Layin' A Strip for the Higher-Self State Line

So.  I had a meeting today with a high school band director.  We'll say he's from school B, since I already have one job at school A (more on that later). It went pretty fantastically, except this is what he said:

"I'd love you to come in and work with our percussionists... except I don't actually have a position for you."

Alright.

So, over coffee and soup, we discussed ways to get me into school B. The plan is to set me up through the community school teaching private lessons, and have me come in once a month or so to give technique master classes. Also, there is a Winter Drumline Instructor position open that I'll hopefully take over (sidenote: I have never taught a Winter Drumline).   I'll get some face time around the office and administration, and hopefully, they'll eventually find funds to make me a regular every week to teach percussion ensemble and technique.

Freakin' sweet.

Although the uncertainty is stressful, especially when you've got plenty of bills to pay, I LOVE this part of the job.  It's really exciting to create new opportunities and actually get in and make a job for myself, not to mention diving into a position with which I don't have much experience.  Although it is risky, if the success comes, there is no better feeling than knowing that you went out and created a situation where people will pay you to go have fun and do what you love. Krissy - 1 Economy - 0.

Back to the Winter Drumline bit.... so I've never taught one.  Or participated in one.  BUT. I have played in plenty of fall drumlines and performed in Marching Band shows and at least seen some Winter shows, and I know what makes up a decent one. 

 Inexplicably, I am super pumped to do this. 

I really didn't know that winter drumlines existed until a year or two into college, and by then I had all kinds of other priorities.  I cannot wait to go to town on this, though.  I'll have to do plenty of research, but the idea of scheduling and running my own group is like super party happy fun time.  I'll have a sizable group of about 35 kids, all of whom sound really motivated.
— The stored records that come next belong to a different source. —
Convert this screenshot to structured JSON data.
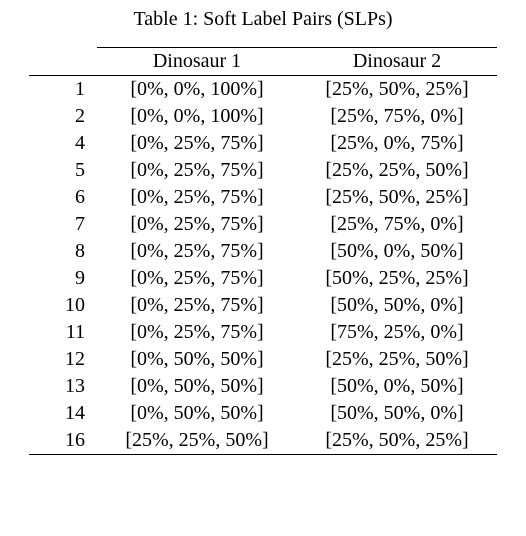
{
  "caption_prefix": "Table 1: Soft Label Pairs (SLPs)",
  "columns": {
    "idx": "",
    "d1": "Dinosaur 1",
    "d2": "Dinosaur 2"
  },
  "rows": [
    {
      "idx": "1",
      "d1": "[0%, 0%, 100%]",
      "d2": "[25%, 50%, 25%]"
    },
    {
      "idx": "2",
      "d1": "[0%, 0%, 100%]",
      "d2": "[25%, 75%, 0%]"
    },
    {
      "idx": "4",
      "d1": "[0%, 25%, 75%]",
      "d2": "[25%, 0%, 75%]"
    },
    {
      "idx": "5",
      "d1": "[0%, 25%, 75%]",
      "d2": "[25%, 25%, 50%]"
    },
    {
      "idx": "6",
      "d1": "[0%, 25%, 75%]",
      "d2": "[25%, 50%, 25%]"
    },
    {
      "idx": "7",
      "d1": "[0%, 25%, 75%]",
      "d2": "[25%, 75%, 0%]"
    },
    {
      "idx": "8",
      "d1": "[0%, 25%, 75%]",
      "d2": "[50%, 0%, 50%]"
    },
    {
      "idx": "9",
      "d1": "[0%, 25%, 75%]",
      "d2": "[50%, 25%, 25%]"
    },
    {
      "idx": "10",
      "d1": "[0%, 25%, 75%]",
      "d2": "[50%, 50%, 0%]"
    },
    {
      "idx": "11",
      "d1": "[0%, 25%, 75%]",
      "d2": "[75%, 25%, 0%]"
    },
    {
      "idx": "12",
      "d1": "[0%, 50%, 50%]",
      "d2": "[25%, 25%, 50%]"
    },
    {
      "idx": "13",
      "d1": "[0%, 50%, 50%]",
      "d2": "[50%, 0%, 50%]"
    },
    {
      "idx": "14",
      "d1": "[0%, 50%, 50%]",
      "d2": "[50%, 50%, 0%]"
    },
    {
      "idx": "16",
      "d1": "[25%, 25%, 50%]",
      "d2": "[25%, 50%, 25%]"
    }
  ],
  "style": {
    "background_color": "#ffffff",
    "text_color": "#000000",
    "border_color": "#000000",
    "font_family": "Times New Roman",
    "caption_fontsize": 20,
    "cell_fontsize": 20
  }
}
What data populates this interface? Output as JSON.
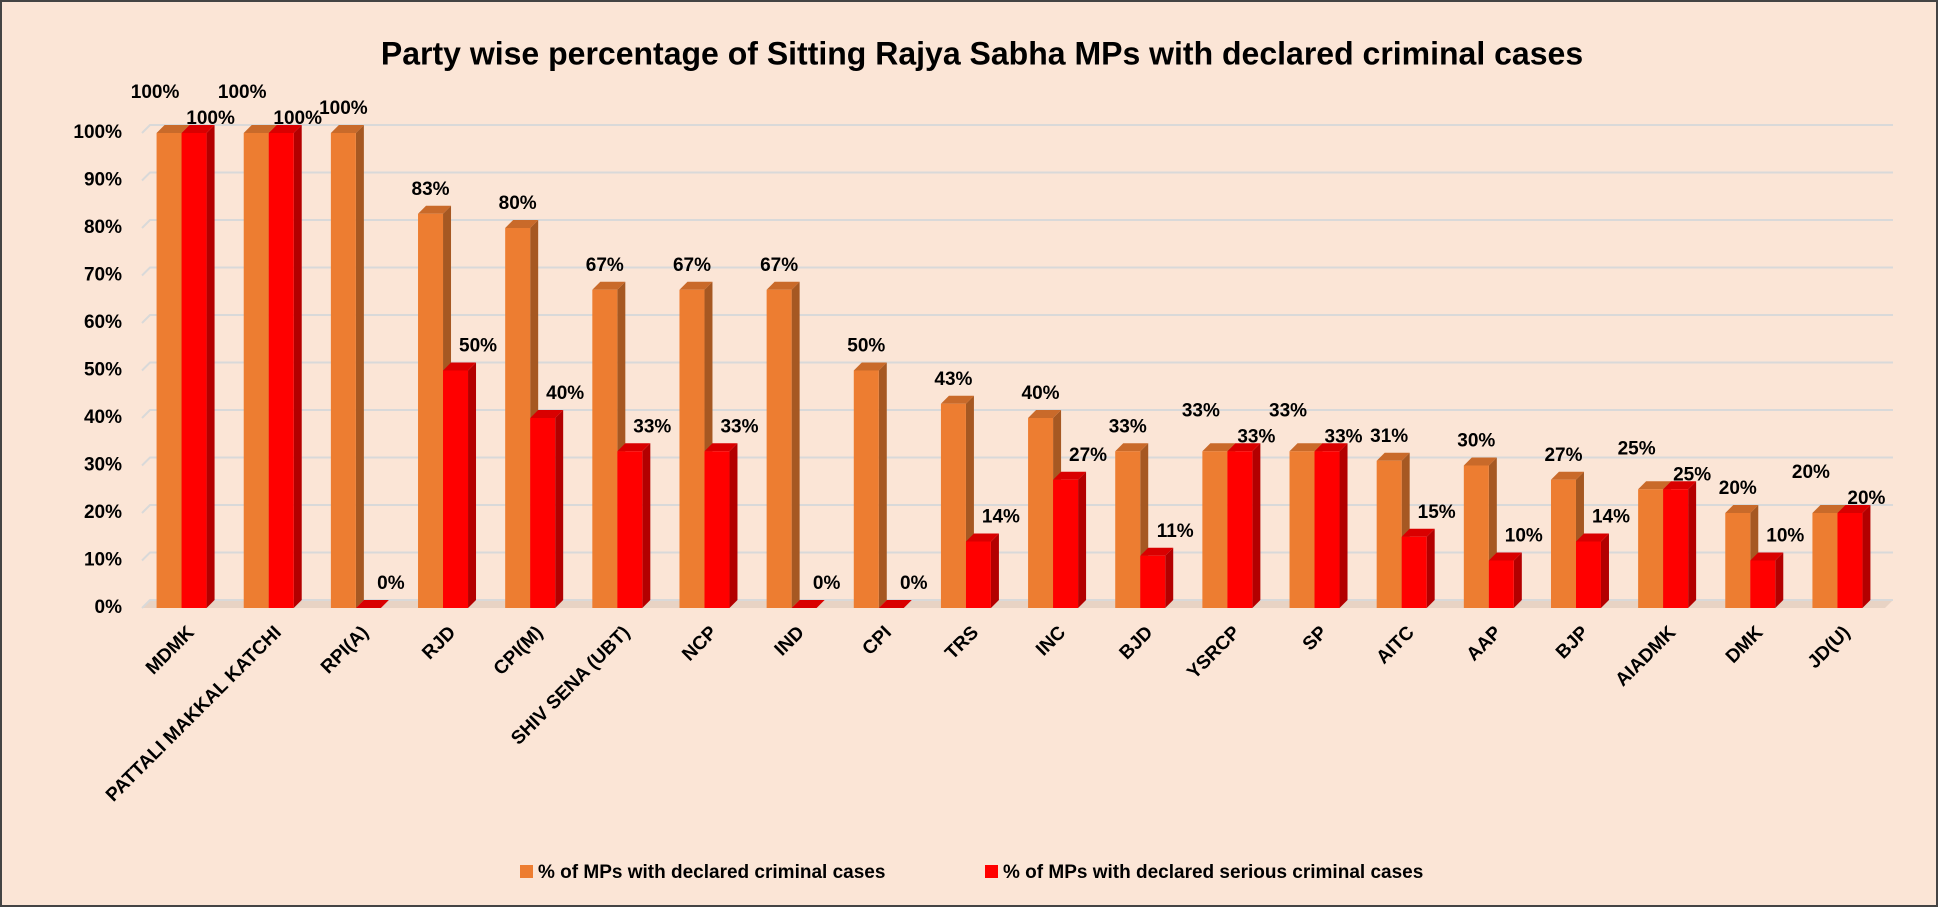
{
  "chart_data": {
    "type": "bar",
    "title": "Party wise percentage of Sitting Rajya Sabha MPs with declared criminal cases",
    "categories": [
      "MDMK",
      "PATTALI MAKKAL KATCHI",
      "RPI(A)",
      "RJD",
      "CPI(M)",
      "SHIV SENA (UBT)",
      "NCP",
      "IND",
      "CPI",
      "TRS",
      "INC",
      "BJD",
      "YSRCP",
      "SP",
      "AITC",
      "AAP",
      "BJP",
      "AIADMK",
      "DMK",
      "JD(U)"
    ],
    "series": [
      {
        "name": "% of MPs with declared criminal cases",
        "color": "#ed7d31",
        "values": [
          100,
          100,
          100,
          83,
          80,
          67,
          67,
          67,
          50,
          43,
          40,
          33,
          33,
          33,
          31,
          30,
          27,
          25,
          20,
          20
        ],
        "value_labels": [
          "100%",
          "100%",
          "100%",
          "83%",
          "80%",
          "67%",
          "67%",
          "67%",
          "50%",
          "43%",
          "40%",
          "33%",
          "33%",
          "33%",
          "31%",
          "30%",
          "27%",
          "25%",
          "20%",
          "20%"
        ]
      },
      {
        "name": "% of MPs with declared serious criminal cases",
        "color": "#ff0000",
        "values": [
          100,
          100,
          0,
          50,
          40,
          33,
          33,
          0,
          0,
          14,
          27,
          11,
          33,
          33,
          15,
          10,
          14,
          25,
          10,
          20
        ],
        "value_labels": [
          "100%",
          "100%",
          "0%",
          "50%",
          "40%",
          "33%",
          "33%",
          "0%",
          "0%",
          "14%",
          "27%",
          "11%",
          "33%",
          "33%",
          "15%",
          "10%",
          "14%",
          "25%",
          "10%",
          "20%"
        ]
      }
    ],
    "ylim": [
      0,
      100
    ],
    "yticks": [
      {
        "value": 0,
        "label": "0%"
      },
      {
        "value": 10,
        "label": "10%"
      },
      {
        "value": 20,
        "label": "20%"
      },
      {
        "value": 30,
        "label": "30%"
      },
      {
        "value": 40,
        "label": "40%"
      },
      {
        "value": 50,
        "label": "50%"
      },
      {
        "value": 60,
        "label": "60%"
      },
      {
        "value": 70,
        "label": "70%"
      },
      {
        "value": 80,
        "label": "80%"
      },
      {
        "value": 90,
        "label": "90%"
      },
      {
        "value": 100,
        "label": "100%"
      }
    ],
    "grid": true,
    "legend": "bottom"
  }
}
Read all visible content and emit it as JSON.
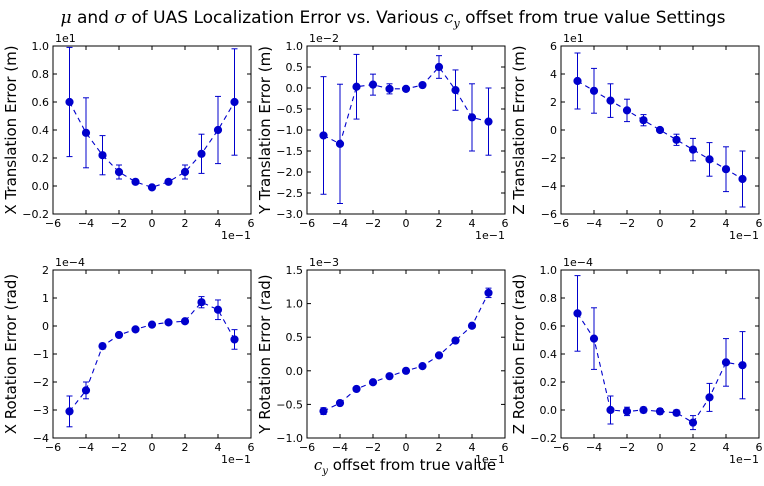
{
  "figure": {
    "title_parts": {
      "mu": "μ",
      "and": " and ",
      "sigma": "σ",
      "middle": " of UAS Localization Error vs. Various ",
      "c": "c",
      "sub": "y",
      "end": " offset from true value Settings"
    },
    "xlabel_parts": {
      "c": "c",
      "sub": "y",
      "end": " offset from true value"
    }
  },
  "colors": {
    "series": "#0000cc",
    "axes": "#000000"
  },
  "chart_data": [
    {
      "type": "scatter",
      "ylabel": "X Translation Error (m)",
      "x_multiplier": "1e−1",
      "y_multiplier": "1e1",
      "xlim": [
        -6,
        6
      ],
      "ylim": [
        -0.2,
        1.0
      ],
      "xticks": [
        -6,
        -4,
        -2,
        0,
        2,
        4,
        6
      ],
      "xtick_labels": [
        "−6",
        "−4",
        "−2",
        "0",
        "2",
        "4",
        "6"
      ],
      "yticks": [
        -0.2,
        0.0,
        0.2,
        0.4,
        0.6,
        0.8,
        1.0
      ],
      "ytick_labels": [
        "−0.2",
        "0.0",
        "0.2",
        "0.4",
        "0.6",
        "0.8",
        "1.0"
      ],
      "x": [
        -5,
        -4,
        -3,
        -2,
        -1,
        0,
        1,
        2,
        3,
        4,
        5
      ],
      "y": [
        0.6,
        0.38,
        0.22,
        0.1,
        0.03,
        -0.01,
        0.03,
        0.1,
        0.23,
        0.4,
        0.6
      ],
      "err": [
        0.39,
        0.25,
        0.14,
        0.05,
        0.01,
        0.01,
        0.01,
        0.05,
        0.14,
        0.24,
        0.38
      ]
    },
    {
      "type": "scatter",
      "ylabel": "Y Translation Error (m)",
      "x_multiplier": "1e−1",
      "y_multiplier": "1e−2",
      "xlim": [
        -6,
        6
      ],
      "ylim": [
        -3.0,
        1.0
      ],
      "xticks": [
        -6,
        -4,
        -2,
        0,
        2,
        4,
        6
      ],
      "xtick_labels": [
        "−6",
        "−4",
        "−2",
        "0",
        "2",
        "4",
        "6"
      ],
      "yticks": [
        -3.0,
        -2.5,
        -2.0,
        -1.5,
        -1.0,
        -0.5,
        0.0,
        0.5,
        1.0
      ],
      "ytick_labels": [
        "−3.0",
        "−2.5",
        "−2.0",
        "−1.5",
        "−1.0",
        "−0.5",
        "0.0",
        "0.5",
        "1.0"
      ],
      "x": [
        -5,
        -4,
        -3,
        -2,
        -1,
        0,
        1,
        2,
        3,
        4,
        5
      ],
      "y": [
        -1.13,
        -1.33,
        0.03,
        0.08,
        -0.02,
        -0.02,
        0.07,
        0.5,
        -0.05,
        -0.7,
        -0.8
      ],
      "err": [
        1.4,
        1.42,
        0.77,
        0.25,
        0.12,
        0.03,
        0.05,
        0.27,
        0.48,
        0.8,
        0.8
      ]
    },
    {
      "type": "scatter",
      "ylabel": "Z Translation Error (m)",
      "x_multiplier": "1e−1",
      "y_multiplier": "1e1",
      "xlim": [
        -6,
        6
      ],
      "ylim": [
        -6,
        6
      ],
      "xticks": [
        -6,
        -4,
        -2,
        0,
        2,
        4,
        6
      ],
      "xtick_labels": [
        "−6",
        "−4",
        "−2",
        "0",
        "2",
        "4",
        "6"
      ],
      "yticks": [
        -6,
        -4,
        -2,
        0,
        2,
        4,
        6
      ],
      "ytick_labels": [
        "−6",
        "−4",
        "−2",
        "0",
        "2",
        "4",
        "6"
      ],
      "x": [
        -5,
        -4,
        -3,
        -2,
        -1,
        0,
        1,
        2,
        3,
        4,
        5
      ],
      "y": [
        3.5,
        2.8,
        2.1,
        1.4,
        0.7,
        0.0,
        -0.7,
        -1.4,
        -2.1,
        -2.8,
        -3.5
      ],
      "err": [
        2.0,
        1.6,
        1.2,
        0.8,
        0.4,
        0.05,
        0.4,
        0.8,
        1.2,
        1.6,
        2.0
      ]
    },
    {
      "type": "scatter",
      "ylabel": "X Rotation Error (rad)",
      "x_multiplier": "1e−1",
      "y_multiplier": "1e−4",
      "xlim": [
        -6,
        6
      ],
      "ylim": [
        -4,
        2
      ],
      "xticks": [
        -6,
        -4,
        -2,
        0,
        2,
        4,
        6
      ],
      "xtick_labels": [
        "−6",
        "−4",
        "−2",
        "0",
        "2",
        "4",
        "6"
      ],
      "yticks": [
        -4,
        -3,
        -2,
        -1,
        0,
        1,
        2
      ],
      "ytick_labels": [
        "−4",
        "−3",
        "−2",
        "−1",
        "0",
        "1",
        "2"
      ],
      "x": [
        -5,
        -4,
        -3,
        -2,
        -1,
        0,
        1,
        2,
        3,
        4,
        5
      ],
      "y": [
        -3.05,
        -2.3,
        -0.72,
        -0.32,
        -0.12,
        0.05,
        0.13,
        0.17,
        0.85,
        0.58,
        -0.48
      ],
      "err": [
        0.55,
        0.3,
        0.1,
        0.07,
        0.05,
        0.03,
        0.04,
        0.06,
        0.2,
        0.35,
        0.35
      ]
    },
    {
      "type": "scatter",
      "ylabel": "Y Rotation Error (rad)",
      "x_multiplier": "1e−1",
      "y_multiplier": "1e−3",
      "xlim": [
        -6,
        6
      ],
      "ylim": [
        -1.0,
        1.5
      ],
      "xticks": [
        -6,
        -4,
        -2,
        0,
        2,
        4,
        6
      ],
      "xtick_labels": [
        "−6",
        "−4",
        "−2",
        "0",
        "2",
        "4",
        "6"
      ],
      "yticks": [
        -1.0,
        -0.5,
        0.0,
        0.5,
        1.0,
        1.5
      ],
      "ytick_labels": [
        "−1.0",
        "−0.5",
        "0.0",
        "0.5",
        "1.0",
        "1.5"
      ],
      "x": [
        -5,
        -4,
        -3,
        -2,
        -1,
        0,
        1,
        2,
        3,
        4,
        5
      ],
      "y": [
        -0.6,
        -0.48,
        -0.27,
        -0.17,
        -0.08,
        0.0,
        0.07,
        0.23,
        0.45,
        0.67,
        1.16
      ],
      "err": [
        0.05,
        0.03,
        0.02,
        0.02,
        0.02,
        0.02,
        0.02,
        0.02,
        0.02,
        0.03,
        0.07
      ]
    },
    {
      "type": "scatter",
      "ylabel": "Z Rotation Error (rad)",
      "x_multiplier": "1e−1",
      "y_multiplier": "1e−4",
      "xlim": [
        -6,
        6
      ],
      "ylim": [
        -0.2,
        1.0
      ],
      "xticks": [
        -6,
        -4,
        -2,
        0,
        2,
        4,
        6
      ],
      "xtick_labels": [
        "−6",
        "−4",
        "−2",
        "0",
        "2",
        "4",
        "6"
      ],
      "yticks": [
        -0.2,
        0.0,
        0.2,
        0.4,
        0.6,
        0.8,
        1.0
      ],
      "ytick_labels": [
        "−0.2",
        "0.0",
        "0.2",
        "0.4",
        "0.6",
        "0.8",
        "1.0"
      ],
      "x": [
        -5,
        -4,
        -3,
        -2,
        -1,
        0,
        1,
        2,
        3,
        4,
        5
      ],
      "y": [
        0.69,
        0.51,
        0.0,
        -0.01,
        0.0,
        -0.01,
        -0.02,
        -0.09,
        0.09,
        0.34,
        0.32
      ],
      "err": [
        0.27,
        0.22,
        0.1,
        0.03,
        0.02,
        0.02,
        0.02,
        0.05,
        0.1,
        0.17,
        0.24
      ]
    }
  ]
}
So excited.

In other life slices, it has always been glaringly obvious to me that I do not have girlfriends, or at least very many (which, like many other women, may explain my sex and the city addiction), so I have finally decided to do something about it.  Not that I don't already appreciate the girlfriends I do have... I appreciate them more knowing it's hard to find a group like that.  The only issue is the ones I do have all live far away (Illinois, Arizona, and 40 minutes North of my house, which is not bad, but thats only one).  It would, however, be nice to have a posse of girls that live near me, with whom I could have conversations like this, and not like this.  So after hearing about my friend Jenny's super awesome chic book club, I though, "Yes, I'm going to do that."  In the course of trying to find a book club, I discovered this awesome little website called Meetup, where you can find groups to join and just hang out.  I joined the Sassy Lassies, and the next day I was hanging at someone's apartment making card and shrinky dinks!  It was really pretty sweet.  Another meetup is happening tomorrow, too.  We're going to see Magic Mike! (I whole-heartedly applaud the role reversals... and also pretty alright with the male stripping....).


That said, finding friends is weird. It's like dating. Part of me is really happy to be there, and the other part of me is a neurotic mess of inner monologue shrouded in a foggy haze of self-doubt.  The neurosis notwithstanding, I will do it again.  It's totally worth the chic talk (which already was had at meeting one) and the company.  Also, I think the types of people that tend to do these things seem to be people who are generally open and honest and just want to hang, so it's pretty sweet. Yay new people.


This post has mostly been about new things: new people, new opportunities.... which sounds lovely and inspirational and full of unicorns pooping butterflies and rainbows..... but in reality, it's super awkward.  When I attempt to do new things, I pump myself up and go in really motivated, and then while I'm doing it I feel like this.  So I want to hear about your awkward newbie experiences, good or bad.  Embarrassing would be best, please. ;)

Also, credit to The Bad Plus for the post title. Check 'em out. Dave King's the man.